Сыны Рима, Неаполя и Венеции властвуют в европейской музыке, как некоронованные короли. Лишь немногие решаются иногда заикнуться, что пора бы со сцены звучать родному языку вместо пришлой итальянщины. Но разве порядочное общество станет посещать театр, со сцены которого звучит плебейская речь!
Вольфганг Амадей Моцарт, которому минул тридцать один год, уже сделал безуспешную попытку создать немецкую оперу и уж теперь-то будет держаться привычного порядка! Либретто будет итальянским, это несомненно.
К сожалению, у них разные взгляды на главного героя оперы — Дон-Жуана. Моцарт мелькает по комнате быстро, как смычок в руках скрипача, и страстно протестует:
— Вы делаете из Дон-Жуана какого-то шута, только для того и присутствующего в опере, чтобы смешить публику!
Да Понте обладает бурным темпераментом, его речь льется с невиданной быстротой:
— Только так и должно быть. Опера о Дон-Жуане может быть только комической! Вы напишете веселую музыку, а я — текст, который будет сверкать остроумием.
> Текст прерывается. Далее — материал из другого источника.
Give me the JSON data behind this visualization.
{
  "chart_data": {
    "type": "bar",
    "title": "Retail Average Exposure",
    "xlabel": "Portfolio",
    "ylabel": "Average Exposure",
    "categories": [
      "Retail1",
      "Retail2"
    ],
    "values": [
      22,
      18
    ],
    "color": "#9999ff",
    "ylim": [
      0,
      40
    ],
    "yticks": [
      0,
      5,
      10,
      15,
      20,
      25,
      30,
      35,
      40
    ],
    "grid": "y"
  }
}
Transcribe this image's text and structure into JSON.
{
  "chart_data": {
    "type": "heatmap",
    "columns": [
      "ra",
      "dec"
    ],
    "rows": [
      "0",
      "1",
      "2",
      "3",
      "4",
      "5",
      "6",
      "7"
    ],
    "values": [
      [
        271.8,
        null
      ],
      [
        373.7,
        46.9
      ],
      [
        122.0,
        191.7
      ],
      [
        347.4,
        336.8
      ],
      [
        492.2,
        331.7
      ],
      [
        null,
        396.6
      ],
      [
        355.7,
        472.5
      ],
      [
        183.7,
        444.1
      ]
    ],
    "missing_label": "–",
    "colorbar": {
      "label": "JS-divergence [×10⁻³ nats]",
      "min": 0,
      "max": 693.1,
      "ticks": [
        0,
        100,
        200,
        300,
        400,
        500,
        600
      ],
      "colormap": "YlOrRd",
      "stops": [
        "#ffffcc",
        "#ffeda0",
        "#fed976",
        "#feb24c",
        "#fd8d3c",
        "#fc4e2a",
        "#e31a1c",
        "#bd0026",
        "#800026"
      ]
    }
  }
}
Моцарт отрицательно повел пальцем:
— Но я не обязан поступать, как все. Театр должен быть правдив, как сама жизнь! Немного драматичного, немного смешного!
— Но вы, маэстро, копаете могилу своей славе! Смотрите, как бы в театре не оказалось аплодирующих только двое: я и вы. Общество хочет повеселиться. Никто вас не поймет!
— Не поймут? Я пишу Дон-Жуана для пражского театра. А в чешской земле меня поняли, как нигде в мире. Если бы вы видели, с каким воодушевлением там встречали меня, когда я был у них в этом году, в январе! Вы, итальянцы, думаете, что понимаете музыку, как никто, но представьте себе, в Праге в музыке смыслит каждый дворник!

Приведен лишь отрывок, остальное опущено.